Restoring the immune tolerance through antibody-mediated microbiome correction

Curing immunological diseases by specific alteration of the intestinal bacterial colonization

The human body hosts a large number of microorganisms, which in totality are referred to as microbiome. Some of these symbiotic bacteria have a significant influence on the structure and function of the host’s immune system. The regular interaction of the immune system and components of the microbiome leads to a "physiological inflammatory reaction", which in turn triggers strong adaptive immune responses.

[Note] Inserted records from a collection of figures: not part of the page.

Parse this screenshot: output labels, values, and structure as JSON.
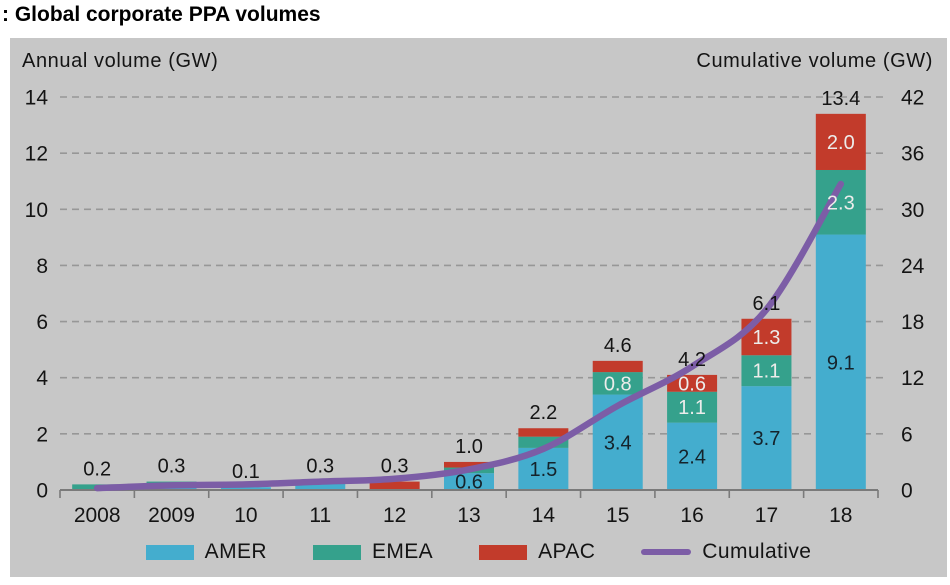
{
  "title": ": Global corporate PPA volumes",
  "legend": [
    {
      "label": "AMER",
      "type": "swatch",
      "color": "#44adce"
    },
    {
      "label": "EMEA",
      "type": "swatch",
      "color": "#35a18c"
    },
    {
      "label": "APAC",
      "type": "swatch",
      "color": "#c23b2b"
    },
    {
      "label": "Cumulative",
      "type": "line",
      "color": "#7c5da6"
    }
  ],
  "chart_data": {
    "type": "bar+line",
    "title": ": Global corporate PPA volumes",
    "categories": [
      "2008",
      "2009",
      "10",
      "11",
      "12",
      "13",
      "14",
      "15",
      "16",
      "17",
      "18"
    ],
    "series": [
      {
        "name": "AMER",
        "color": "#44adce",
        "values": [
          0,
          0.1,
          0.1,
          0.3,
          0,
          0.6,
          1.5,
          3.4,
          2.4,
          3.7,
          9.1
        ],
        "labels": [
          null,
          null,
          null,
          null,
          null,
          "0.6",
          "1.5",
          "3.4",
          "2.4",
          "3.7",
          "9.1"
        ],
        "label_color": "#15232b"
      },
      {
        "name": "EMEA",
        "color": "#35a18c",
        "values": [
          0.2,
          0.2,
          0,
          0,
          0,
          0.2,
          0.4,
          0.8,
          1.1,
          1.1,
          2.3
        ],
        "labels": [
          null,
          null,
          null,
          null,
          null,
          null,
          null,
          "0.8",
          "1.1",
          "1.1",
          "2.3"
        ],
        "label_color": "#ececea"
      },
      {
        "name": "APAC",
        "color": "#c23b2b",
        "values": [
          0,
          0,
          0,
          0,
          0.3,
          0.2,
          0.3,
          0.4,
          0.6,
          1.3,
          2.0
        ],
        "labels": [
          null,
          null,
          null,
          null,
          null,
          null,
          null,
          null,
          "0.6",
          "1.3",
          "2.0"
        ],
        "label_color": "#ececea"
      }
    ],
    "total_labels": [
      "0.2",
      "0.3",
      "0.1",
      "0.3",
      "0.3",
      "1.0",
      "2.2",
      "4.6",
      "4.2",
      "6.1",
      "13.4"
    ],
    "line_series": {
      "name": "Cumulative",
      "color": "#7c5da6",
      "axis": "right",
      "values": [
        0.2,
        0.5,
        0.6,
        0.9,
        1.2,
        2.2,
        4.4,
        9.0,
        13.2,
        19.3,
        32.7
      ]
    },
    "left_axis": {
      "title": "Annual volume (GW)",
      "ticks": [
        0,
        2,
        4,
        6,
        8,
        10,
        12,
        14
      ],
      "max": 14
    },
    "right_axis": {
      "title": "Cumulative volume (GW)",
      "ticks": [
        0,
        6,
        12,
        18,
        24,
        30,
        36,
        42
      ],
      "max": 42
    },
    "grid": true,
    "legend_position": "bottom",
    "plot_bg": "#c7c7c7",
    "grid_color": "#979797",
    "axis_color": "#7a7a7a",
    "text_color": "#141414"
  }
}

The human intestine represents an important part of the immune system and an imbalanced intestinal immune system plays a central role in the development and maintenance of autoimmune diseases. Up to 100 different autoimmune diseases have been identified to date, and incidences of autoimmune and atopic diseases are rapidly increasing. Fifty million people suffering from autoimmune diseases and 60 million asthmatic or allergic people can be found in the United States alone. Hence, a new therapy to restore immune tolerance through targeted microbiome correction offers great economic potential.

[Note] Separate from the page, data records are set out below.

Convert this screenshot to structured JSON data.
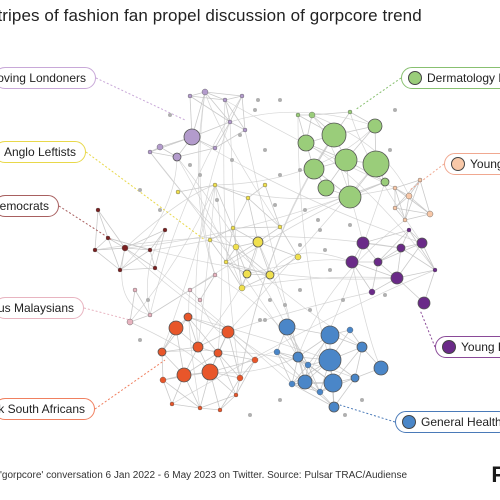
{
  "title": "Stripes of fashion fan propel discussion of gorpcore trend",
  "footer": "'gorpcore' conversation 6 Jan 2022 - 6 May 2023 on Twitter. Source: Pulsar TRAC/Audiense",
  "logo_text": "P",
  "segments": [
    {
      "id": "london",
      "label": "-loving Londoners",
      "color": "#c8a8d8",
      "fill": "#b39bcc"
    },
    {
      "id": "anglo",
      "label": "Anglo Leftists",
      "color": "#e8d84a",
      "fill": "#f0e04e"
    },
    {
      "id": "dem",
      "label": "emocrats",
      "color": "#a86060",
      "fill": "#7a2020"
    },
    {
      "id": "malay",
      "label": "ous Malaysians",
      "color": "#e8b4c0",
      "fill": "#e8b4c0"
    },
    {
      "id": "safrica",
      "label": "k South Africans",
      "color": "#f08060",
      "fill": "#e8562a"
    },
    {
      "id": "derm",
      "label": "Dermatology P",
      "color": "#88c070",
      "fill": "#9acd7a"
    },
    {
      "id": "young1",
      "label": "Young",
      "color": "#f0a890",
      "fill": "#f8c8a8"
    },
    {
      "id": "young2",
      "label": "Young B",
      "color": "#8a4a98",
      "fill": "#6a2a88"
    },
    {
      "id": "health",
      "label": "General Healtho",
      "color": "#4a7ab8",
      "fill": "#4a86c8"
    }
  ]
}
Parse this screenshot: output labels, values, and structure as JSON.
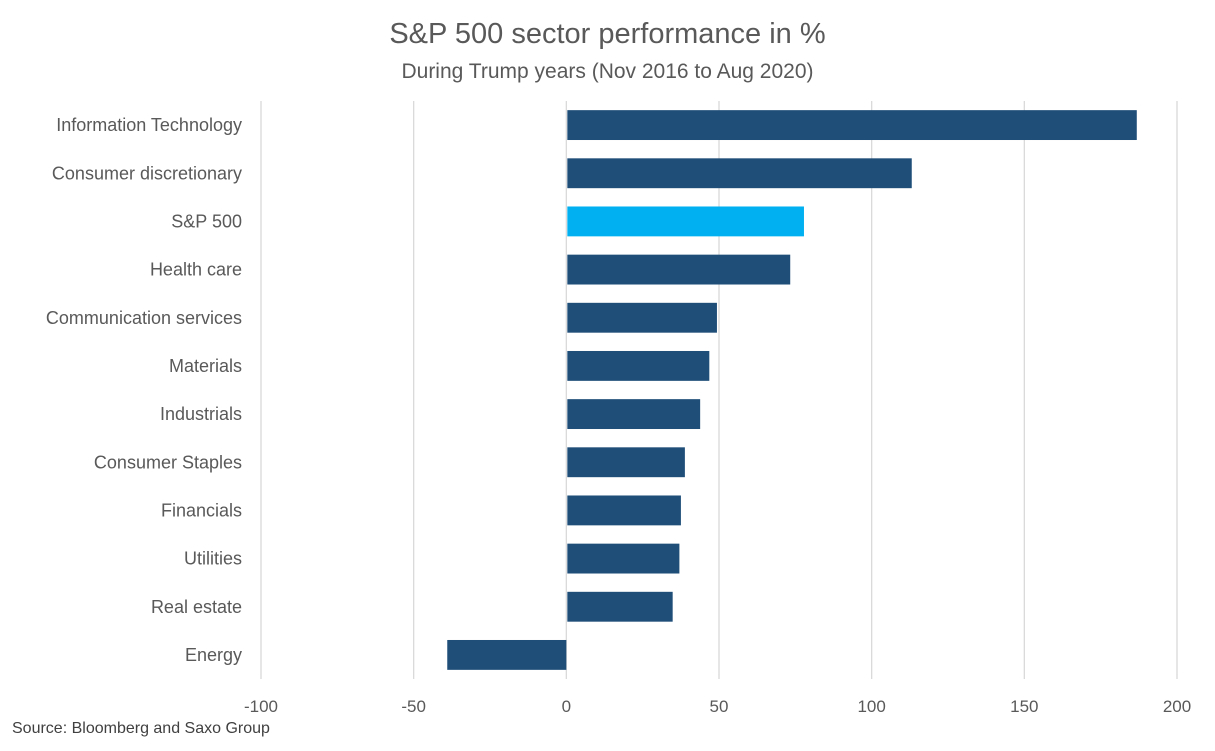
{
  "chart_data": {
    "type": "bar",
    "orientation": "horizontal",
    "title": "S&P 500 sector performance in %",
    "subtitle": "During Trump years (Nov 2016 to Aug 2020)",
    "categories": [
      "Information Technology",
      "Consumer discretionary",
      "S&P 500",
      "Health care",
      "Communication services",
      "Materials",
      "Industrials",
      "Consumer Staples",
      "Financials",
      "Utilities",
      "Real estate",
      "Energy"
    ],
    "values": [
      186.5,
      112.8,
      77.5,
      73.0,
      49.0,
      46.5,
      43.5,
      38.5,
      37.2,
      36.7,
      34.5,
      -39.0
    ],
    "highlight_category": "S&P 500",
    "xlim": [
      -100,
      200
    ],
    "xticks": [
      -100,
      -50,
      0,
      50,
      100,
      150,
      200
    ],
    "xtick_labels": [
      "-100",
      "-50",
      "0",
      "50",
      "100",
      "150",
      "200"
    ],
    "grid": "vertical",
    "legend": "none",
    "xlabel": "",
    "ylabel": "",
    "colors": {
      "bar": "#1f4e79",
      "highlight": "#00b0f0",
      "grid": "#d9d9d9",
      "text": "#595959"
    }
  },
  "source": "Source: Bloomberg and Saxo Group"
}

New efficient and well-tolerated treatment options are urgently needed

Due to the typically chronic course of immune diseases treatments and therapeutic approaches continue to be a challenge. Patients often require long-term drug therapies as well as immunosuppression, with sometimes severe effects.

In a previous research approach it was already shown that oral administration of a specific antibody to neutralize certain intestinal bacteria leads to direct modulation of the immune system or the immune response through changes in the intestinal microbiome. Initial experiments were also able to show a significant reduction in the disease severity in a mouse model of experimentally induced bronchial asthma compared to untreated animals.

The close connection between specific bacteria of the intestinal flora and the severity of autoimmune diseases allows the hypothesis that autoimmune diseases can be treated by modifying the intestinal flora

© Fraunhofer ITEM

In the present experimental project, scientists want to further investigate and optimize the neutralization of specific intestinal bacteria which have been shown to have a systemic and immunostimulatory effect. The aim is a novel therapeutic approach for treating immune diseases on the basis of antibody-mediated, specific microbiome correction.

The therapeutic antibodies are obtained from eggs of immunized chickens 

Restoration of the immune tolerance through microbiome correction shall be established as a novel therapeutic concept for entire disease groups. Specific alteration of the intestinal microbiome shall be achieved by oral administration of antibodies. This route of administration has the great advantage that the antibodies will not enter the bloodstream, thereby avoiding frequent side effects of antibody therapy. The therapeutic antibodies are obtained from the eggs of immunized chickens, offering numerous advantages over classical approaches: in comparative studies, these antibodies have shown a significantly higher affinity and faster binding to the target proteins. In addition, IgY do not react with the human complement system and have a particularly high acid stability.

For the generation of highly specific antibodies, suitable epitopes within the known target sequence were calculated using hydrophobicity and hydrophilicity calculations. The target sequence with the best computed antigenicity was selected for antibody production. The specific and control antibodies are isolated from chicken eggs and will then be available for oral antibody therapy. Initial preclinical validations will be performed in an animal model to determine tolerability of the antibody in toxicity assays and the optimal dose. Subsequently, immunological and therapeutic efficacy of the antibody-mediated bacterial neutralization will be investigated as a therapeutic approach for treatment of immune-mediated diseases in established animal models (e.g., bronchial asthma and multiple sclerosis).

Outlook: the next development steps – to the successful treatment concept

Three scientists in lab coats are working in a laboratory. One person ist sitting at a  microscope, one is working in a cell culture hood and one is standing at an open incubator looking at a tissue culture flask.
© Fraunhofer IME

Indirect immune modulation will be induced via foreign target structures. The therapeutic approach is particularly attractive because hardly any side effects are to be expected (in contrast to most established therapies, such as dexamethasone for allergic respiratory disease) and a significantly simplified approval process (e.g. as "novel food") may be feasible. The great socioeconomic significance and diversity of the addressed immune diseases is met with a relatively simple therapy concept. The production of bacteria-specific IgY antibodies is relatively fast and inexpensive and can easily be upscaled. Furthermore, oral administration of a drug increases acceptance, adherence to therapy, and patient safety.


Further need for research

Following successful preclinical testing in animal models, data must be generated in clinical trials to investigate the efficacy and tolerability of the new therapeutic concept in humans before the treatment can be approved.